Hitchens addresses Intelligent Design (Introduction)

by David Turell @, Wednesday, October 24, 2012, 01:24 (4391 days ago) @ dhw

MATT: It has been clear to me for some years, that the distinction between chance and design is false: Especially if randomness is part of the equation [...] the fence itself could well be the actual answer. We *know* chance had something to do with our development. An option hereby ignored is the one where there is a concrete mixture of chance and design: Maybe one or two major events were "designed".
> 
> I think there is a degree of confusion here. I can't answer for David, but for me it goes back to the "major event", the origin of life.
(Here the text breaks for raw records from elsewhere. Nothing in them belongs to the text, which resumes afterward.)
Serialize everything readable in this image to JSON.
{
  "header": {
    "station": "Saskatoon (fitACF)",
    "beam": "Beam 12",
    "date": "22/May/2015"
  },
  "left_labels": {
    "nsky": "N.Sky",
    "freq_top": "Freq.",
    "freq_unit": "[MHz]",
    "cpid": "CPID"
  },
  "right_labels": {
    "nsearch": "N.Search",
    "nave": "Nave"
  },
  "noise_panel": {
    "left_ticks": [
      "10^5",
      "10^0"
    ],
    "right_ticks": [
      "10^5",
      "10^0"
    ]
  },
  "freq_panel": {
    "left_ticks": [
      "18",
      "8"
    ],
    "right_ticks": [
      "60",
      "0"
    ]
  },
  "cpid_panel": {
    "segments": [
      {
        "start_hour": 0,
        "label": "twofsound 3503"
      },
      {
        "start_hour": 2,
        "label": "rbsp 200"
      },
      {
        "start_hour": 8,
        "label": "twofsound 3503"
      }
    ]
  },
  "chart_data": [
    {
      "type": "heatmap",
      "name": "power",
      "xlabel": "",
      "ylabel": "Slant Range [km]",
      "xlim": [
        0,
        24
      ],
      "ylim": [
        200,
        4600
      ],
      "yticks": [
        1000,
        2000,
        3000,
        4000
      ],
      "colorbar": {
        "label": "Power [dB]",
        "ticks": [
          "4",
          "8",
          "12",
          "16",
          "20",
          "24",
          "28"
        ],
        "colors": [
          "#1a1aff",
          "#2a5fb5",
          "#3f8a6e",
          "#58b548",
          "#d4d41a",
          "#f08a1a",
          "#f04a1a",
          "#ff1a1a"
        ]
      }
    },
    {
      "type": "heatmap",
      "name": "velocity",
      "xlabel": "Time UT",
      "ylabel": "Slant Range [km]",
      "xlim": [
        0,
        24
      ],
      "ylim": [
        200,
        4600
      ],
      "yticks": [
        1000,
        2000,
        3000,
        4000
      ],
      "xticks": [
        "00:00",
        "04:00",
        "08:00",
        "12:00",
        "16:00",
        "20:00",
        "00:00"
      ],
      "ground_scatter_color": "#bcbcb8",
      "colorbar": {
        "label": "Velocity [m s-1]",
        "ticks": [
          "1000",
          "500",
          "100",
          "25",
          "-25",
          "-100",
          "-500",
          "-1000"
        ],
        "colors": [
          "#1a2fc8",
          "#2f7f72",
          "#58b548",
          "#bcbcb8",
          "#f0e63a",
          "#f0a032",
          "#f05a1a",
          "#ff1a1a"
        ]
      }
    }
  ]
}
The mechanism which governs life, reproduction, adaptability and innovation is of such extreme complexity that even our finest minds can barely understand it, let alone recreate it. This is a machine that works. Can you believe that such a mechanism could assemble itself by sheer accident? I can't. Once it exists, then yes, chance plays an enormous role in the unfolding of evolution, as it does in our everyday lives. The origin is the problem. However, if you believe the mechanism was designed, then you move to the question of what designed it. And you come up against a whole series of improbabilities just as great as that of the original mechanism assembling itself. I needn't go into them again. A mixture of design and chance means there is a designer, so you are still pinned to the same impossible choice. As agnostics, we don't choose ... we sit on the fence.-An excellent response to Matt. Ball in his court.